Hi,
I’m looking for some validation for some work I’ve done for a client,
and
I’m open to criticism (“mock me” ? ;^), relevant awareness of similar
projects, and alternatives.
When I looked around in about September 2007 for a good scalable search
solution for Ruby on Rails, I found the choices lacking. Firstly, none
of
the solutions seemed to have an option for keeping the reverse indices
in-memory across any number of machines I might like to store them.
Secondly, many of the solutions seemed too general purpose and heavy
weight
for my client’s needs (which are basically to search for items from the
db,
based on tags). But without addressing the first concern, I felt that
anything I implemented would not scale to the customer’s needs and
aspirations, and that for such an investment, virtually unlimited scale
would be mandatory.
Therefore I looked at memcached - well-proven on many large-scale sites
for
caching, but to my knowledge not used in search. Note that memcached
uses
an approach wherein the clients all calculate a server based on a given
key,
such that no central (scale-limiting) controller is required. Having
chosen
memcached, I next attempted to use various memcached connectors into
RoR. I
found them at the time (Oct 2007 or so) to be slow and buggy; it didn’t
take
more than a couple of times of totally corrupting the entire cache to
avert
my attention from a Ruby approach to using memcached. Meanwhile, I knew
from prior experience that the python client for memcached was both fast
and
reliable. The python memcached client was routinely 3x faster for the
tests
I ran. Python also seems to be quite fast at set operations.

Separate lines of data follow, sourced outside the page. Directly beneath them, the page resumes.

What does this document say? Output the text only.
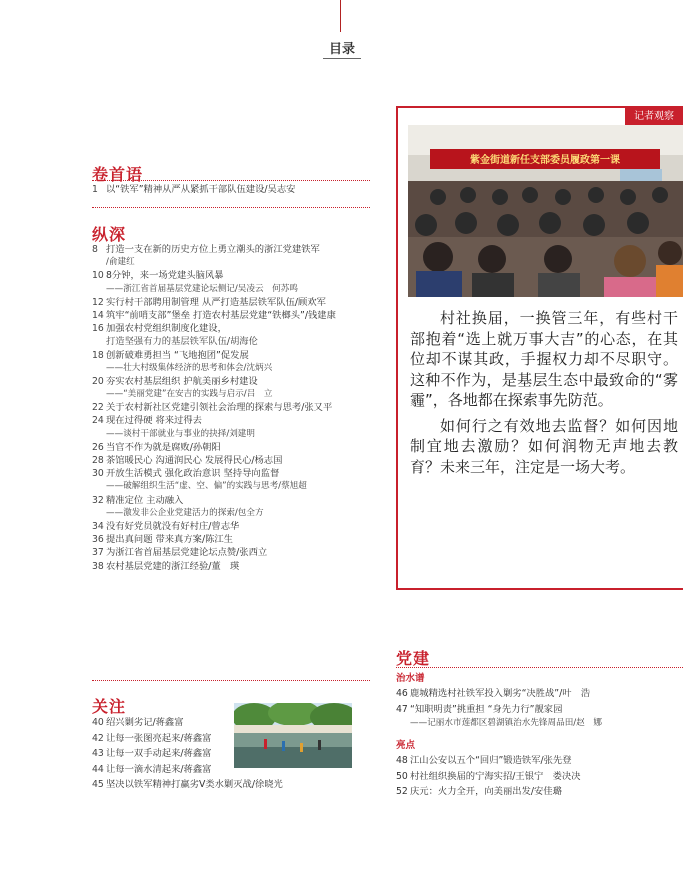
目录
卷首语
1 以“铁军”精神从严从紧抓干部队伍建设 /吴志安
纵深
8 打造一支在新的历史方位上勇立潮头的浙江党建铁军
/俞建红
10 8分钟，来一场党建头脑风暴
——浙江省首届基层党建论坛侧记/吴凌云　何苏鸣
12 实行村干部聘用制管理 从严打造基层铁军队伍 /顾欢军
14 筑牢“前哨支部”堡垒 打造农村基层党建“铁榔头” /钱建康
16 加强农村党组织制度化建设，
打造坚强有力的基层铁军队伍/胡海伦
18 创新破难勇担当 “飞地抱团”促发展
——壮大村级集体经济的思考和体会/沈炳兴
20 夯实农村基层组织 护航美丽乡村建设
——“美丽党建”在安吉的实践与启示/吕　立
22 关于农村新社区党建引领社会治理的探索与思考 /张又平
24 现在过得硬 将来过得去
——谈村干部就业与事业的抉择/刘建明
26 当官不作为就是腐败 /孙朝阳
28 茶馆暖民心 沟通润民心 发展得民心 /杨志国
30 开放生活模式 强化政治意识 坚持导向监督
——破解组织生活“虚、空、偏”的实践与思考/蔡旭超
32 精准定位 主动融入
——激发非公企业党建活力的探索/包全方
34 没有好党员就没有好村庄 /曾志华
36 提出真问题 带来真方案 /陈江生
37 为浙江省首届基层党建论坛点赞 /张西立
38 农村基层党建的浙江经验 /董　瑛
关注
40 绍兴剿劣记 /蒋鑫富
42 让每一张图亮起来 /蒋鑫富
43 让每一双手动起来 /蒋鑫富
44 让每一滴水清起来 /蒋鑫富
45 坚决以铁军精神打赢劣Ⅴ类水剿灭战 /徐晓光
记者观察
紫金街道新任支部委员履政第一课

村社换届，一换管三年，有些村干部抱着“选上就万事大吉”的心态，在其位却不谋其政，手握权力却不尽职守。这种不作为，是基层生态中最致命的“雾霾”，各地都在探索事先防范。

如何行之有效地去监督？如何因地制宜地去激励？如何润物无声地去教育？未来三年，注定是一场大考。

党建
治水谱
46 鹿城精选村社铁军投入剿劣“决胜战” /叶　浩
47 “知职明责”挑重担 “身先力行”靓家园
——记丽水市莲都区碧湖镇治水先锋周品田/赵　娜
亮点
48 江山公安以五个“回归”锻造铁军 /张先登
50 村社组织换届的宁海实招 /王银宁　娄决决
52 庆元：火力全开，向美丽出发 /安佳璐
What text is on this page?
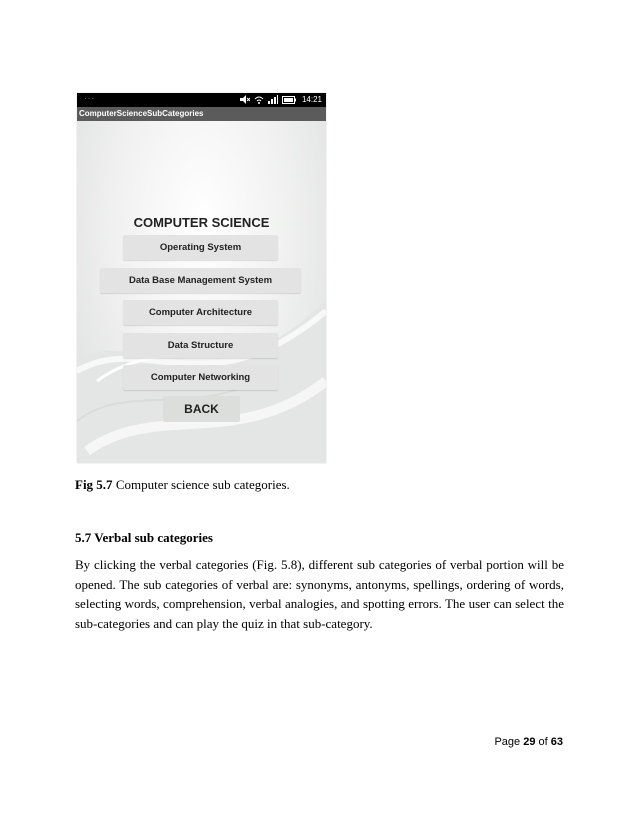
···	14:21
ComputerScienceSubCategories
COMPUTER SCIENCE
Operating System
Data Base Management System
Computer Architecture
Data Structure
Computer Networking
BACK
Fig 5.7 Computer science sub categories.
5.7 Verbal sub categories
By clicking the verbal categories (Fig. 5.8), different sub categories of verbal portion will be opened. The sub categories of verbal are: synonyms, antonyms, spellings, ordering of words, selecting words, comprehension, verbal analogies, and spotting errors. The user can select the sub-categories and can play the quiz in that sub-category.
Page 29 of 63
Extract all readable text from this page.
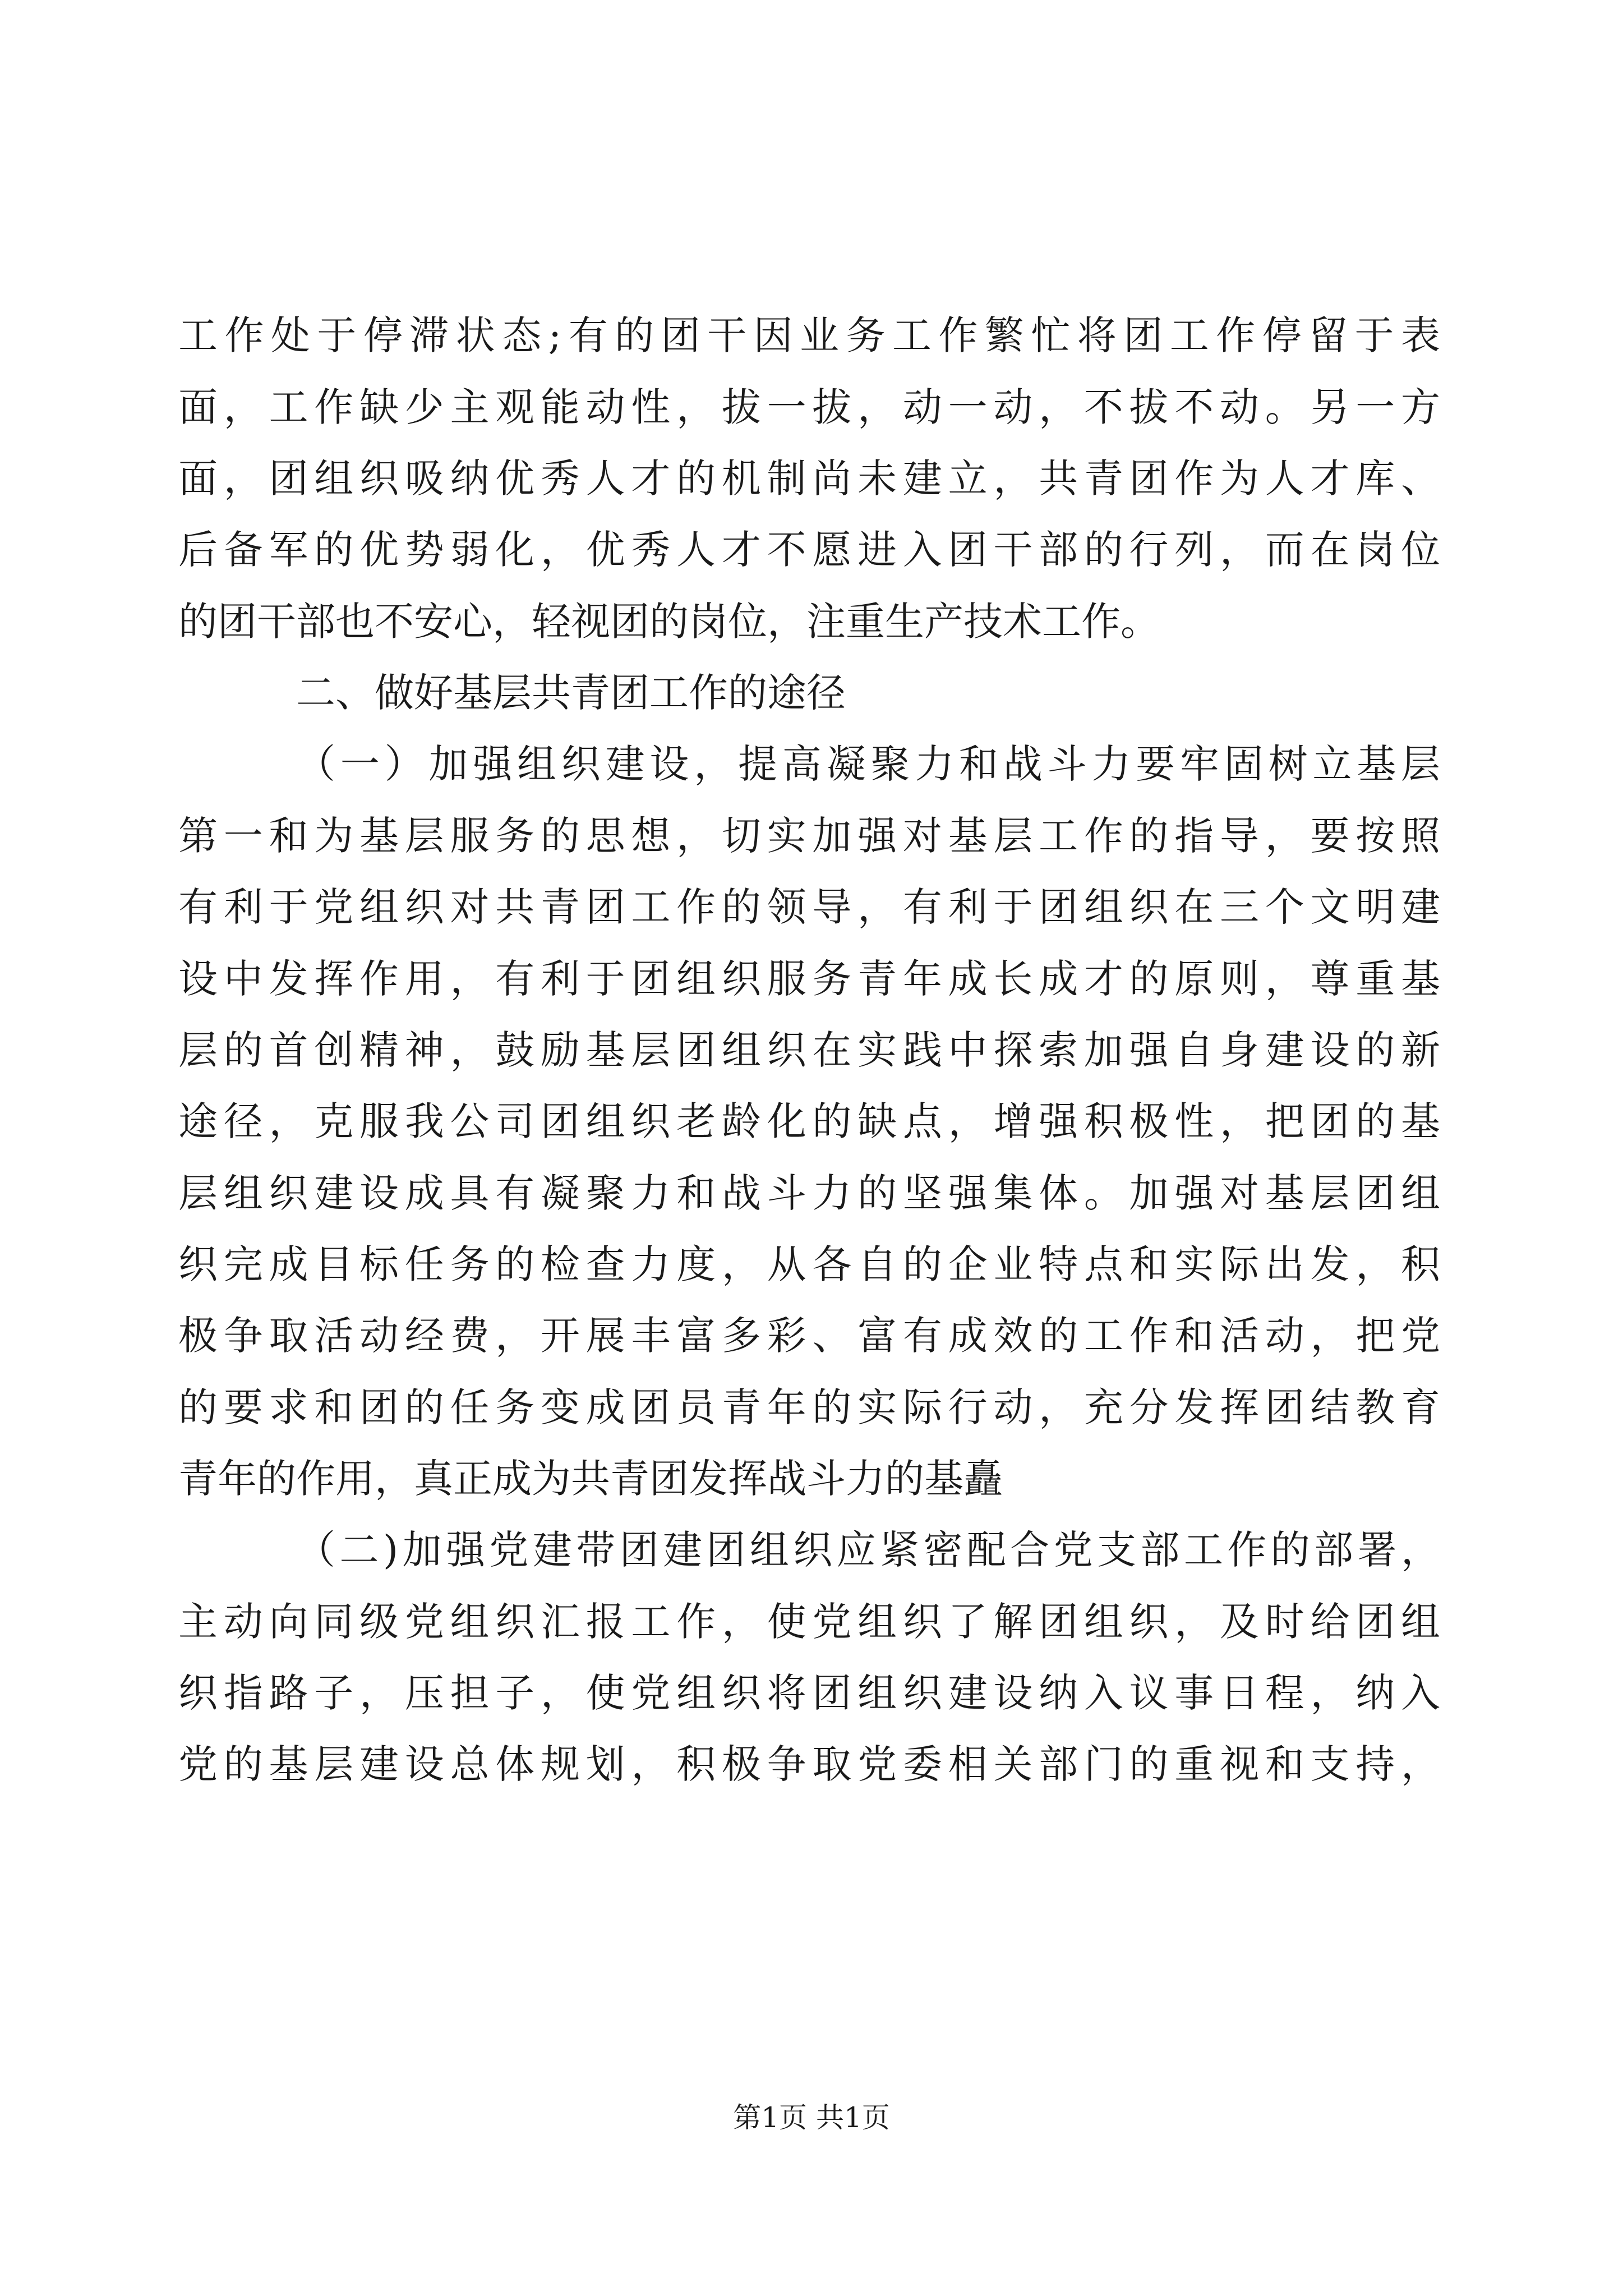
工作处于停滞状态;有的团干因业务工作繁忙将团工作停留于表
面，工作缺少主观能动性，拔一拔，动一动，不拔不动。另一方
面，团组织吸纳优秀人才的机制尚未建立，共青团作为人才库、
后备军的优势弱化，优秀人才不愿进入团干部的行列，而在岗位
的团干部也不安心，轻视团的岗位，注重生产技术工作。
二、做好基层共青团工作的途径
（一）加强组织建设，提高凝聚力和战斗力要牢固树立基层
第一和为基层服务的思想，切实加强对基层工作的指导，要按照
有利于党组织对共青团工作的领导，有利于团组织在三个文明建
设中发挥作用，有利于团组织服务青年成长成才的原则，尊重基
层的首创精神，鼓励基层团组织在实践中探索加强自身建设的新
途径，克服我公司团组织老龄化的缺点，增强积极性，把团的基
层组织建设成具有凝聚力和战斗力的坚强集体。加强对基层团组
织完成目标任务的检查力度，从各自的企业特点和实际出发，积
极争取活动经费，开展丰富多彩、富有成效的工作和活动，把党
的要求和团的任务变成团员青年的实际行动，充分发挥团结教育
青年的作用，真正成为共青团发挥战斗力的基矗
（二)加强党建带团建团组织应紧密配合党支部工作的部署，
主动向同级党组织汇报工作，使党组织了解团组织，及时给团组
织指路子，压担子，使党组织将团组织建设纳入议事日程，纳入
党的基层建设总体规划，积极争取党委相关部门的重视和支持，
第1页 共1页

Getting to the punchline, I used python and memcached, wrapped in
twisted,
to provide a ReSTful web service api, which is called from RoR to get
ALL of
the information needed to render search results. The API has been
extended
to allow the Ruby code to “fire and forget” new indexing info onto a
deque
(fifo queue), which is processed by a loosely-coupled daemon - overhead
to
Ruby is about 20ms.
Prior to this approach, the client was using MyISAM full text search.
Search results were 10s for smaller search terms (5000 uses), and 20+s
for
larger search terms (100k+ uses).
With the web service, the search results are routinely returned in 1-2
seconds, and the web service itself returns results to RoR within
100-200ms. Indexing is a challenge - the rank score needs to be updated
upon each viewing, but I’ve now gotten that to be almost real-time (5
minutes max). Plus I can re-index the entire database of 1M+ items in
about
8 hours. The index is backed up nightly in case of a memcached server
failure (we’re using 3). In addition to search, the search web service
is
used for relatedness and for something like bookmarks.
So, is there anything out there that can touch these results and provide
for
virtually unlimited scale (no central controller)?
Thanks in advance,
Marc
PS: Because of leaks in rmagick and its inferior performance compared
to
the Python Image Library, I’m also considering a similar approach for
generating many different sizes of fairly large (10MB) images. A
similar
fire and forget web service approach could be used to minimize the
impact on
the RoR side. Early tests show a 10x speed improvement (even without
the
fire and forget). Any thoughts there?